Puede que lo que voy a decir parezca una salvajada, pero el
hecho es que no me llaman nada esas demostraciones colectivas de consternación
que suelen organizarse tras una masacre en suelo europeo o norteamericano.
¿Ahora nos desayunamos con el misterio de iniquidad? ¿Nunca ha matado la
gente, por un montón de causas, unas más explicables, otras menos? No estoy
justificando nada, simplemente constatando que el ser humano, a veces, comete
maldades, y no puede uno comportarse como si eso fuera cosa de la famosa Edad
Media.
La gente mata y es terrible, pero en lugar de horrorizarse
como niñas bobas lo que procede es que quien tiene el monopolio de la violencia
en los Estados de derecho persiga a los criminales, los cuelgue de los
compañones en sentido real o figurado y tome rápidamente las medidas
encaminadas a evitar una repetición del acto.

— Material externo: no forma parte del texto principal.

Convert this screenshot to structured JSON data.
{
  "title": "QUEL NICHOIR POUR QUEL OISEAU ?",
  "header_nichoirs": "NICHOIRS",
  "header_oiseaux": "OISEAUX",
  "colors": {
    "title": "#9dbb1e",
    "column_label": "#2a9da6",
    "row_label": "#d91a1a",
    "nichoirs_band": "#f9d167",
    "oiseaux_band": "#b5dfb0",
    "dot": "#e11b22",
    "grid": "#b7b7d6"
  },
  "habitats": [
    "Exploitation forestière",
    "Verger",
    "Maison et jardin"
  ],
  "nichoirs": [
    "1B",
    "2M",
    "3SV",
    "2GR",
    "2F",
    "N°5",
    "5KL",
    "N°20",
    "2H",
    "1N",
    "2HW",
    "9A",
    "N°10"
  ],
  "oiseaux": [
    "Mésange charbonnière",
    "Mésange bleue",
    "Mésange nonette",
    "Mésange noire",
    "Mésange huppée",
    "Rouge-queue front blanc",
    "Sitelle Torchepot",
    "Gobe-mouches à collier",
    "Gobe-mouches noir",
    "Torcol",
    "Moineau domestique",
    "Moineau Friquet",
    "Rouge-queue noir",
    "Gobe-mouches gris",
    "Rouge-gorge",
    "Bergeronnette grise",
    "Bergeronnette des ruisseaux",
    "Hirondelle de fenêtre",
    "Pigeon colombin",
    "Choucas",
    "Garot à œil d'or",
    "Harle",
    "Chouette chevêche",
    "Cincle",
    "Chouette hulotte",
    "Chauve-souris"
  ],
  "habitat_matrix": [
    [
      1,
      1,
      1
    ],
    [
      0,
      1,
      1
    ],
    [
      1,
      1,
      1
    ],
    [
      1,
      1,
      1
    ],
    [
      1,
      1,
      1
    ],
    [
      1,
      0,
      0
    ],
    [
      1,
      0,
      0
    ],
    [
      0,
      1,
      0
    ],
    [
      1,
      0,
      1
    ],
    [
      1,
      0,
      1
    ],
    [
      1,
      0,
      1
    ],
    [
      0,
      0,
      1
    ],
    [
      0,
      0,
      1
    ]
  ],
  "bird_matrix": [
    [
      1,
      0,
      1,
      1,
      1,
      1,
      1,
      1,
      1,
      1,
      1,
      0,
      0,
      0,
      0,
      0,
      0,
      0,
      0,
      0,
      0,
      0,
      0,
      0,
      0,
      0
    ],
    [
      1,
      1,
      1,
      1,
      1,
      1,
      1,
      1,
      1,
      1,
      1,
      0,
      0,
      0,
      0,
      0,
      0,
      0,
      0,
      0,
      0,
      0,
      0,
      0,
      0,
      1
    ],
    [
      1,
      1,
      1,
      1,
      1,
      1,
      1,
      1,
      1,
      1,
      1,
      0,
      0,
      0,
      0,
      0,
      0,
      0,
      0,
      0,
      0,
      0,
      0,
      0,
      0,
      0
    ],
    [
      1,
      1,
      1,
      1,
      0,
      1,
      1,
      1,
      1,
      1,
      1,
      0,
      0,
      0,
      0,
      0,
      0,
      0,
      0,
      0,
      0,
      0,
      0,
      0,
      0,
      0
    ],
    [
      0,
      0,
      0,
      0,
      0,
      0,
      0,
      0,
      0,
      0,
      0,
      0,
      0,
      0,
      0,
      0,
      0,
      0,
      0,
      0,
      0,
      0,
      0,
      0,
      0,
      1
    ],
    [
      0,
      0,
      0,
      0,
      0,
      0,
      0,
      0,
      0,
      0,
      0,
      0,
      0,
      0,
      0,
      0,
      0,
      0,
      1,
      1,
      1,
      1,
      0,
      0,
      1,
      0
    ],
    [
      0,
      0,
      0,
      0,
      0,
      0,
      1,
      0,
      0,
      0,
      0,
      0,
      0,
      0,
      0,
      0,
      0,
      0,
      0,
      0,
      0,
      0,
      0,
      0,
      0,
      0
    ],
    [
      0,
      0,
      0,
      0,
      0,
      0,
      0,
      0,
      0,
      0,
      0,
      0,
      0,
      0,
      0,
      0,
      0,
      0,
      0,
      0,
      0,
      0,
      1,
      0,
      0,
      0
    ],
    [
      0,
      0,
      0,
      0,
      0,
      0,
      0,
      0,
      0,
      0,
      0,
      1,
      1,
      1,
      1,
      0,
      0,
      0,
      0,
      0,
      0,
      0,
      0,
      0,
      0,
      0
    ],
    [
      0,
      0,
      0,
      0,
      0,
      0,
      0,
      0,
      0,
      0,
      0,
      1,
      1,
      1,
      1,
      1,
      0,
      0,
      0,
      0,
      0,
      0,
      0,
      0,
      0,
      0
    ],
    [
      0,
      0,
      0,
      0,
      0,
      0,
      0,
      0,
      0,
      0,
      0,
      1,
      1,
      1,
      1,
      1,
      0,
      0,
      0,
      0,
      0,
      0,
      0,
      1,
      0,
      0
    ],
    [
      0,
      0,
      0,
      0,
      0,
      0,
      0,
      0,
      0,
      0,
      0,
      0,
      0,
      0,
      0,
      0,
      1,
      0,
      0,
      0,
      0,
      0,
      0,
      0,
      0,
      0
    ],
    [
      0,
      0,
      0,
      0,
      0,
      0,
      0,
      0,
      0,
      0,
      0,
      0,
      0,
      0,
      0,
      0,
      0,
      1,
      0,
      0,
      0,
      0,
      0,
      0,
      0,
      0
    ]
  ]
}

Por supuesto, no deben faltar las
honras fúnebres, públicas y privadas, a las víctimas. Pero tal vez sobren esas
solemnes representaciones de un horror por lo demás efímero, sobre todo cuando,
como suele suceder, se conciben como alternativa a la represión, que
se entiende como venganza, y las anima
un sospechoso espíritu de equidistancia y de compunción por la parte que
se supone que le tocaría a nuestra sociedad por haber hecho actuar de modo tan
espantoso a esos muchachos a quienes han idealizado los libros escolares y
la grotesca clerecía instalada en los centros de enseñanza.